Why Back-to-School is a Dangerous Time for Advertisers

eady-for-school-concept-background-with-books-alarm-clock-and-picture

By Ken Weiner, CTO at contextual intelligence company GumGum

Sharpen your pencils: the back-to-school season returns in full swing this September. With total back-to-school ad spend reaching $32.5 billion last year, reported here on Deloitte – a 16% YoY hike – the 2022 curve will continue apace, driven by a new wave of buoyancy in digital retail (and a booming sideline in classroom tech).

From Nike’s #Best1stDay social media callout to Target’s “School List Assist” feature, most brands are well-oiled in the art of standout marketing campaigns: but this year’s digital landscape is particularly hard to navigate. The recent SCOTUS rulings, the tragedy in Uvalde, Texas, along with the war in Ukraine and an ongoing global health crisis, make for a febrile online climate.

This volatility means it’s more important than ever to fine tune the notes of brand suitability, for a pitch-perfect playbook.
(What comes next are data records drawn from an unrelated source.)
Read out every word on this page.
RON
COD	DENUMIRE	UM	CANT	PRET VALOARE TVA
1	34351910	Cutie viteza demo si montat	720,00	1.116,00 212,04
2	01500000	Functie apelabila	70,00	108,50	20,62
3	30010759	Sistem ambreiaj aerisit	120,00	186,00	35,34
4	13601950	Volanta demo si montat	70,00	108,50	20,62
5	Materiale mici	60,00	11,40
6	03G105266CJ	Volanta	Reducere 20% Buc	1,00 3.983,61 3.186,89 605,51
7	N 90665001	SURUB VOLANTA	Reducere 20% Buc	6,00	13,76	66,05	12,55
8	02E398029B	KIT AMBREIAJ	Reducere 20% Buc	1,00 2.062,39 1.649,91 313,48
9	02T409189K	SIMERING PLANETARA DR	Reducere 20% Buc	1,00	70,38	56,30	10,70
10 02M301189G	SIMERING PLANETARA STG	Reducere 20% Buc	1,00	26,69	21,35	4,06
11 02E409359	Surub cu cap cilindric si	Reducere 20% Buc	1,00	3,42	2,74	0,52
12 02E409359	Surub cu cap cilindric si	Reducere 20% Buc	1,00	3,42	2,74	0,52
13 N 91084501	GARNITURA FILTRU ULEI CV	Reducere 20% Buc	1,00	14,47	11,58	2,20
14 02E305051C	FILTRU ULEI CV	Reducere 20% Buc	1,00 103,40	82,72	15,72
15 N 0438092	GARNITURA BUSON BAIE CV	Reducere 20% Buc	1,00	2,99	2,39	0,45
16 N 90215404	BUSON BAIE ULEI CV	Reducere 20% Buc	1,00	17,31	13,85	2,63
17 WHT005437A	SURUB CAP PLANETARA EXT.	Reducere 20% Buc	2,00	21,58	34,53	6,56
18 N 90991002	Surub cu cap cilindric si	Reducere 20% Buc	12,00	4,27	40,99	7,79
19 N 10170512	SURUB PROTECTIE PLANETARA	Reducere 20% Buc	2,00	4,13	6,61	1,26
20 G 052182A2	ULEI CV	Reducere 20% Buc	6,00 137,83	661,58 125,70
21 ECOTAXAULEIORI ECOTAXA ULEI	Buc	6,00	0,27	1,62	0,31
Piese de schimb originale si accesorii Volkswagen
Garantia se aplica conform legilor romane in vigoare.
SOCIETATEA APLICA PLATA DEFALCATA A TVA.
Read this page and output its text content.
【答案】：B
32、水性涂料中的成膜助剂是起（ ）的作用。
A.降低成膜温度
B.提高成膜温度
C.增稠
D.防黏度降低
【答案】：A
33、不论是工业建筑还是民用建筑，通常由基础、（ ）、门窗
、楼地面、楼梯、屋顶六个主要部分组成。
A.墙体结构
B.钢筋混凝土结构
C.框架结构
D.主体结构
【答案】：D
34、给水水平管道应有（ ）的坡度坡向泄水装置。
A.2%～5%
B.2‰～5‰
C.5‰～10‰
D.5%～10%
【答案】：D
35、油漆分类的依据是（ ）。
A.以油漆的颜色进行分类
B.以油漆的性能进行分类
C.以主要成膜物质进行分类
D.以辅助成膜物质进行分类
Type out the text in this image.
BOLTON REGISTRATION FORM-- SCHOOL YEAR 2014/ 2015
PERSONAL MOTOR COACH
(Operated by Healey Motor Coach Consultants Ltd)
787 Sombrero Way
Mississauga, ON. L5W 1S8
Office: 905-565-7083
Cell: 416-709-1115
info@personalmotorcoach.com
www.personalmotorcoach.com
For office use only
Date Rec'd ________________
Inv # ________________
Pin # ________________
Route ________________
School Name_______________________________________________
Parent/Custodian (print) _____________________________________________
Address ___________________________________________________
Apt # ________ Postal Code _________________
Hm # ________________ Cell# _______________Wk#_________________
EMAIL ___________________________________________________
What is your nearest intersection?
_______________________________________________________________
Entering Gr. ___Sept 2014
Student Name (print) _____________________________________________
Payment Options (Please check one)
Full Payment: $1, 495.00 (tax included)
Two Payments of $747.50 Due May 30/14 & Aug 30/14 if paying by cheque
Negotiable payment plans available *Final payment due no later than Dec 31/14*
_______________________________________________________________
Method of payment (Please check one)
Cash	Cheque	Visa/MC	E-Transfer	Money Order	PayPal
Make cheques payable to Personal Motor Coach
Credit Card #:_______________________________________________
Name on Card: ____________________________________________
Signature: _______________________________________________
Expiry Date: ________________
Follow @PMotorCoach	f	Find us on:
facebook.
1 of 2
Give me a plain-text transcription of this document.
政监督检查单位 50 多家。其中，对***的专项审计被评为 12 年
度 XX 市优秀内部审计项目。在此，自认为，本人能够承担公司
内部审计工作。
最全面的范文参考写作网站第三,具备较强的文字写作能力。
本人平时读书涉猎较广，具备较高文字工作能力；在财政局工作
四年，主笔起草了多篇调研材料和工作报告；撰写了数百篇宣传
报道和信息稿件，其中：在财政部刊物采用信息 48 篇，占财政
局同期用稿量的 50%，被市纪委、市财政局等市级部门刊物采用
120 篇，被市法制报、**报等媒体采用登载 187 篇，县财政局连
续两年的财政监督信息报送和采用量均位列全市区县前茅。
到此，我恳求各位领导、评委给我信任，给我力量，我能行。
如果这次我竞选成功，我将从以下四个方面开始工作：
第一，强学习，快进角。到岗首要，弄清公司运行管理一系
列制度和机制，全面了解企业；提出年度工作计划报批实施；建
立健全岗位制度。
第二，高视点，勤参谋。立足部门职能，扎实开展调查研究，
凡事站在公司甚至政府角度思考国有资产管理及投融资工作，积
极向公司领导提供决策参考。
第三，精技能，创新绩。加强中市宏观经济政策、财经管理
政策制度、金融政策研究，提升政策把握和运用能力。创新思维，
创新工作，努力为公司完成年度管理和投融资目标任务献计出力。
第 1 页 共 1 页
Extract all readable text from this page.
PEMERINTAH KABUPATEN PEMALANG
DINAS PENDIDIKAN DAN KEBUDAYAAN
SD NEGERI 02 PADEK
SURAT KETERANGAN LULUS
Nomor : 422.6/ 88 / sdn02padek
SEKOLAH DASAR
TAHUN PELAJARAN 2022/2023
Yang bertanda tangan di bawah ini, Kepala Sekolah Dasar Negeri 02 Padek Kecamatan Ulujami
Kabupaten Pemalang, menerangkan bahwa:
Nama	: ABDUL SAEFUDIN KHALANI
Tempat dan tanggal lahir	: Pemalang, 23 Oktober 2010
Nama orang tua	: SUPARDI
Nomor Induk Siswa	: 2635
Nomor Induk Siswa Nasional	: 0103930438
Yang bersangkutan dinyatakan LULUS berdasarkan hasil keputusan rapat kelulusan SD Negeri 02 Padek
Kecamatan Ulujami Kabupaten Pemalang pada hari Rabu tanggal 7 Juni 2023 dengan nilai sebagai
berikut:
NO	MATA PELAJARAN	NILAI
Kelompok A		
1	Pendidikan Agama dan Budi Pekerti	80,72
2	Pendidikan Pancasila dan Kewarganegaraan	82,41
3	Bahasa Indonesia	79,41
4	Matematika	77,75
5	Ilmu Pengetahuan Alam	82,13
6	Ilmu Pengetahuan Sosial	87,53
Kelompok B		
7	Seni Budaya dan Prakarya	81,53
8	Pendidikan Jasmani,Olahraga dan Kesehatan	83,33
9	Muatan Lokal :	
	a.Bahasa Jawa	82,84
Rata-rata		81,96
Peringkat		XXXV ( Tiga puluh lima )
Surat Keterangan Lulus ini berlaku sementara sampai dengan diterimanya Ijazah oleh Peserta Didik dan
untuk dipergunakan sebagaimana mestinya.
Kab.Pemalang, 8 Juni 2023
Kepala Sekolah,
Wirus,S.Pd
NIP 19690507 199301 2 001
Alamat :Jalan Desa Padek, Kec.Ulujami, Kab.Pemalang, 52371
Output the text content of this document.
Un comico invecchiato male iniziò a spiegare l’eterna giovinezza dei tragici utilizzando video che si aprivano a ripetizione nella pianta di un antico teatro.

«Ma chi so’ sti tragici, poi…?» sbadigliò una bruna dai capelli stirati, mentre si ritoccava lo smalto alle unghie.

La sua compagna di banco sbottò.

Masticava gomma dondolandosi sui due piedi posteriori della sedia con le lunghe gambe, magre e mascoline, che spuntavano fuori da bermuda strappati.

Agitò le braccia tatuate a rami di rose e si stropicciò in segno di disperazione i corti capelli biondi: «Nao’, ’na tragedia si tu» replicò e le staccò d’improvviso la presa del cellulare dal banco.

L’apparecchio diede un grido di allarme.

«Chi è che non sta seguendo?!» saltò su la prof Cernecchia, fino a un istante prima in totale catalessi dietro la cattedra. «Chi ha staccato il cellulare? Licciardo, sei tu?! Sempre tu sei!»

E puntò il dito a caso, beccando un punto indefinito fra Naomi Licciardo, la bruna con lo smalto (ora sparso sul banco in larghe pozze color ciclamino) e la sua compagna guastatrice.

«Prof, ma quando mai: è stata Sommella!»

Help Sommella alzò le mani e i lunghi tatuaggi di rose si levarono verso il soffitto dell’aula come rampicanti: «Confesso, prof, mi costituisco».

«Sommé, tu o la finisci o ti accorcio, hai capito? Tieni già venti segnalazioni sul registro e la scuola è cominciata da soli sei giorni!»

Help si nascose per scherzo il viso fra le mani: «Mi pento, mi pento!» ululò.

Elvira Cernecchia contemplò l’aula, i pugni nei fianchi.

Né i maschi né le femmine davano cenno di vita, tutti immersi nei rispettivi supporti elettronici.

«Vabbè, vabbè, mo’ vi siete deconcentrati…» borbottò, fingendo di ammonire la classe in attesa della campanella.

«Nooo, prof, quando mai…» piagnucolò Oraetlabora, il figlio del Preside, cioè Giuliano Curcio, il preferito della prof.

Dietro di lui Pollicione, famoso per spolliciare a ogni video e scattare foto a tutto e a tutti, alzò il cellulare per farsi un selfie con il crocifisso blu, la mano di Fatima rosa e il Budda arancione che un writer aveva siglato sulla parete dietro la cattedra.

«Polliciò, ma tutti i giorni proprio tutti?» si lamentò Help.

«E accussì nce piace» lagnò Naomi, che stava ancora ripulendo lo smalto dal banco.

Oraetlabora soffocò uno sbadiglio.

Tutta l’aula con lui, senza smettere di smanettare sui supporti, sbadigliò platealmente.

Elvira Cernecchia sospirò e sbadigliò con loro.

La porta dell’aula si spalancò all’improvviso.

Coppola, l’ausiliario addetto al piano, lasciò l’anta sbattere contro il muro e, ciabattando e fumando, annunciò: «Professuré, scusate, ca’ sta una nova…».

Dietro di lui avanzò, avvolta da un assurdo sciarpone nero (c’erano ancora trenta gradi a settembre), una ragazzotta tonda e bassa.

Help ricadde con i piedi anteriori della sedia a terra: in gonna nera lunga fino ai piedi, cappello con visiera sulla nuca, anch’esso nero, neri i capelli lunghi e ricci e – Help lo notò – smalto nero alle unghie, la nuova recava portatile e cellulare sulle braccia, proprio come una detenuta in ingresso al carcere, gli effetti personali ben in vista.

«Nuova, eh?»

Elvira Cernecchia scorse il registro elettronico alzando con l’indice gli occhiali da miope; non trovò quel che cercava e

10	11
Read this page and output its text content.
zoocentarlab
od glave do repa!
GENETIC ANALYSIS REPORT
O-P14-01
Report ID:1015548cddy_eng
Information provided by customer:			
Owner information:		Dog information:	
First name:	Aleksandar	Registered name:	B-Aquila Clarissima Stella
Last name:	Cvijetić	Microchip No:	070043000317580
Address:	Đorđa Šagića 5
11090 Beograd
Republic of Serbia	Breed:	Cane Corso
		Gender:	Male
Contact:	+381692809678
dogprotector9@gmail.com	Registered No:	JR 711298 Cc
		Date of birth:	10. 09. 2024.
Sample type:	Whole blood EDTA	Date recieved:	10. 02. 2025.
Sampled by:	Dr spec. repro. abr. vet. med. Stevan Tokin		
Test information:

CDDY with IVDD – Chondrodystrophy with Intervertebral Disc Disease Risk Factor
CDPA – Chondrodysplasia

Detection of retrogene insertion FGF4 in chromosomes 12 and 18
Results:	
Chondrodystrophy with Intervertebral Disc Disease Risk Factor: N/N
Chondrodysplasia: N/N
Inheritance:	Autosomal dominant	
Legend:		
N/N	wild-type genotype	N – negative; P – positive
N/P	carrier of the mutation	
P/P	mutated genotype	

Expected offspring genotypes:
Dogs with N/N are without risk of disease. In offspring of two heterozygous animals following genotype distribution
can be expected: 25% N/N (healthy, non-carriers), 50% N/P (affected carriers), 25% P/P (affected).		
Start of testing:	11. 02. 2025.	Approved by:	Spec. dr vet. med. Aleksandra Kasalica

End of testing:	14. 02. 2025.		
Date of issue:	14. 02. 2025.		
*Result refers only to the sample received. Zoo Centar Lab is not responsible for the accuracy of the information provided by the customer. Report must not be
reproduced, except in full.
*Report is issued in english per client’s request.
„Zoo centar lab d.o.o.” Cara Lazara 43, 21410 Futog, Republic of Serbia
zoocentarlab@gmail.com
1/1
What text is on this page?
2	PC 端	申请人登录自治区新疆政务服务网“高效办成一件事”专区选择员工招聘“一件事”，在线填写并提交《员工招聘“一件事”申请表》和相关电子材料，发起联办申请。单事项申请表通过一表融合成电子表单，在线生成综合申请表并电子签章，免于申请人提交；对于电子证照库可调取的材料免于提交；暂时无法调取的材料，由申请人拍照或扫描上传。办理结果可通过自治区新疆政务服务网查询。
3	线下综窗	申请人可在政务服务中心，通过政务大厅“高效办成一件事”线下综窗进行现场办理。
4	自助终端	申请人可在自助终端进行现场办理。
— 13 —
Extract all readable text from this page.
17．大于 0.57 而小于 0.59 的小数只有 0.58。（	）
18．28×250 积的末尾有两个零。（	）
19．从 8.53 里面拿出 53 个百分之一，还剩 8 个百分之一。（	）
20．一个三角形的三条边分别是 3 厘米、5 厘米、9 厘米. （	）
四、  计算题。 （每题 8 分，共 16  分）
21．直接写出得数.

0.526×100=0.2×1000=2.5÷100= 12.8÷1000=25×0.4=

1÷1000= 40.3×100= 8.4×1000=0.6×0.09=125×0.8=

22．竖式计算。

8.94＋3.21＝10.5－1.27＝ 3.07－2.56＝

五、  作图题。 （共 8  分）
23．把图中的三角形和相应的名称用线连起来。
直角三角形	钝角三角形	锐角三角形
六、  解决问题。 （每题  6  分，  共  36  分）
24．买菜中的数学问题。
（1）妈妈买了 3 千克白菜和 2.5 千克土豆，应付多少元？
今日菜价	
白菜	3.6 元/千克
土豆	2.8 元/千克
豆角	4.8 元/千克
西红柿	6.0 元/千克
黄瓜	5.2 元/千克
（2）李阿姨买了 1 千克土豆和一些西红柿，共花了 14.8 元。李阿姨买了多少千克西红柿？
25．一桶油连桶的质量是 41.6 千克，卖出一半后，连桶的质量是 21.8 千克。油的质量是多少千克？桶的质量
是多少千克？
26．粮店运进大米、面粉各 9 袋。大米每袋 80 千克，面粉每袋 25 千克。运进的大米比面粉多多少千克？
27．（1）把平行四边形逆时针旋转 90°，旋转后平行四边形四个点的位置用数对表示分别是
Ad tech alone is not enough: marketers need to educate themselves on how exactly content is being classified and targeted in an erratic, fast-moving space. Here are the key points to think about in finessing your safety strategy before the bell rings, and a new school year begins.

Scrutinize Your Tech Partners – Especially on Video Content

Like concrete floors in a Renaissance-era building, most keyword blocking devices are simply a poor fit for the nuance of online safety. For brands, the impact of this mismatch is twofold: most obviously, a keyword tool that cannot accurately scan a video’s content in its entirety poses a clear risk to brand safety.

A recent Kellogg’s UK ad documenting the touching story of a boy’s return to school after COVID-related school shutdowns, for example, was a marketing masterstroke. But the campaign tagline, “Whatever you do, we do breakfast” would jar badly if, as a web banner, it ended up next to an article about childhood obesity.

On the flip side, however, is the chance that vendors – overcompensating with blunt blocklist tactics – will miss opportunities to align with brand-suitable content. A blanket block on the word “shoot,” for instance, may protect against gun crime, but it also rules out perfectly safe content. For instance, a campaign promoting NFL Sunday Ticket to student football fans may be blocked from anything containing the phrase ”basketball shoot.”

To get the balance correct, brands need to be asking the right questions of their ad partners and digging further to discover what kind of targeting technology they’re using. Is it automated, and if so, how? Does their approach complement your objectives?

This scrutiny is particularly important when it comes to mostly unregulated – but highly engaging – back to school video environments such as gaming and CTV. Video metadata is only as incisive as a publisher makes it, and CTV carries the added complexity of live streaming content. So, it’s vital to know how – and if – a vendor’s tech is sophisticated enough to go beyond metadata to understand child or teenage video content and add extra precautions.

Ensure Keyword Targeting Is Responsive and Robust

Ad tech operators who rely on keyword blocking alone should be a red flag, but – since most companies will have an element of keyword targeting in their arsenal – it makes sense to build a picture of how this adapts to developing events. Updating keyword lists in response to disasters such as a school shooting is a basic step, but brands still need to reach out to their vendors proactively when these situations arise.

The smartest safety option is for a vendor to contextually scan and analyze a web page in real time. Theoretically, this could be achieved with human curation, but it would be a hugely impractical, and labor-intensive approach. So, a solution that uses the human-like perception of AI is ideal; with Natural Language Processing to understand the semantics of tone and sentiment, and Computer Vision to break down images or footage on a frame-by-frame basis.

Machine learning is a prerequisite of sophisticated and scalable brand safety, but it isn’t a panacea in itself. Brands should also understand how providers are training their programs to avoid biases and keep pace with developing vocabulary – such as “bubble” meaning COVID-related support group, rather than bubble machines for kids. This type of razor-sharp attention to detail will allow AI systems to scan for brand-suitable pages more efficiently in back-to-school placements.

Compare and Contrast Vendors

Content taxonomy is another area where more accountability is called for in the targeting world. The GARM brand suitability standard does a decent job of laying out the subtleties of brand safety; but many people misinterpret the severity of its risk levels versus content context. If you’re advertising a college friendship app, for example, running that promotion in an article that mentions beer in a fictional or historical context is far less risky than footage that details college alcohol abuse.

It’s also worth bearing in mind that a vendor that verifies its own brand suitability targeting leads to a false sense of effectiveness. The two sides of the targeting coin – the technology itself, and its certification – should be independent, just as classification needs to be accurately labeled and universally adhered to.

Fueled by new-gen tech and a boom in digital retail, the back-to-school season will be more profitable than ever this year: but brands that thrive will need to do their homework. Marketers should be unafraid to shop around, ask difficult questions and compare ad tech; potentially by running tests on their own manual sample of web pages. It’s this forensic deep dig that will make the difference between suitability targeting that sounds good; and tech that truly delivers.